At Marian Goodman Gallery, director Rose Lord said that the gallery specifically decided to kick off its newly announced representation of the photographer Nan Goldin at Frieze, and chose several works that highlight Goldin’s feminist gaze and commitment to accurately portraying LGBT subjects—evidenced here by an indelible image of two boys lying atop of each other on Fire Island, with cracked cans of Budweiser strewn about.
“The future is female, as they say,” said Lord, who declined to give any sales figures, per gallery protocol, but did mention that there was a lot of interest.
“It’s a good time to be selling women artists, and Nan Goldin is very well-suited to this moment,” Lord said.
Lisson Gallery had a booth that featured artists who, as a press release put it, “practice, seek to explore, analyse and provoke the notion of identity.” This included Laure Prouvost, the baffling, wonderful, playful artist who will represent France at the 2019 Venice Biennale. At Frieze London, Prouvost is staging a performance called it’s a tragedy (2018) as part of the fair’s Live section. For this work, incognito opera singers linger by crowds or lunch tables, keeping to themselves before suddenly breaking into a full-throated aria, singing overheard phrases that had been said by the people around them. (I was one of the lunch-eaters, and it was quite a shock to get a sudden soprano belt in the ear.)

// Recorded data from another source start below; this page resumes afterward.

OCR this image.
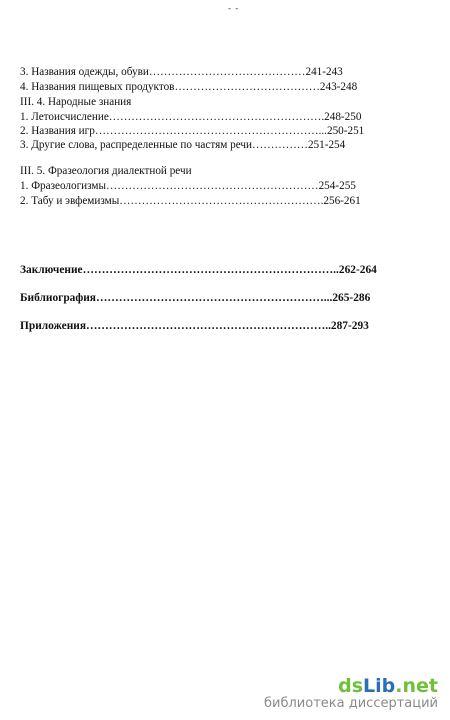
- -
3. Названия одежды, обуви……………………………………241-243
4. Названия пищевых продуктов…………………………………243-248
III. 4. Народные знания
1. Летоисчисление………………………………………………….248-250
2. Названия игр……………………………………………………...250-251
3. Другие слова, распределенные по частям речи……………251-254
III. 5. Фразеология диалектной речи
1. Фразеологизмы…………………………………………………254-255
2. Табу и эвфемизмы……………………………………………….256-261
Заключение…………………………………………………………..262-264
Библиография……………………………………………………...265-286
Приложения………………………………………………………..287-293
dsLib.net
библиотека диссертаций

Prouvost also anchors Lisson’s booth with a 12-foot-long tapestry, though when commenting on the primo real estate, international director Alex Logsdail noted that “you couldn’t really have this anywhere else; it’s too big.” As of Wednesday afternoon, it was still unsold, but Lisson found buyers for two other Prouvost works, priced at €12,000 each; Haroon Mirza’s Counterfeiting the counter fitters (2018) at £45,000; a Ryan Gander sculpture and a screenprint for £90,000 and £15,000, respectively; and John Akomfrah’s two-channel video Transfigured Night (2013) for £75,000, among others.
Maureen Paley had a new rainbow-colored Rebecca Warren sculpture at the front of her booth, tall enough to see from all the way down the hall. And Salon 94, the New York outfit that has long championed female artists, featured vintage works by Laurie Simmons and new works by Marilyn Minter prominently, one of which was sold for $200,000 on Frieze London’s opening day. Conversation swirled around Wednesday’s reveal of the portrait Minter had shot of Lady Gaga for the cover of this Sunday’s New York Times Magazine—Gaga had asked for Minter specifically, said Salon 94 founder Jeanne Greenberg Rohatyn.
One might have assumed that Andrew Kreps had specifically asked Andrea Bowers for a politically charged work in response to the allegations of sexual assault levied against Brett Kavanaugh, which have pushed the cry to “Believe Women” to fever pitch, but that was not the case. The gallery’s Alex Fitzgerald said that the decision to put it in the booth was made a month ago, as the work had to be shipped from Los Angeles, where Bowers lives and works. It wasn’t made with Dr. Christine Blasey Ford or any of the Supreme Court nominee’s other accusers in mind.
“It’s just something with Andrea’s work that this moment is mirroring,” Fitzgerald said. “But it is timely.”

Correction: A previous version of this story misspelled Brett Kavanaugh’s last name. It has been corrected.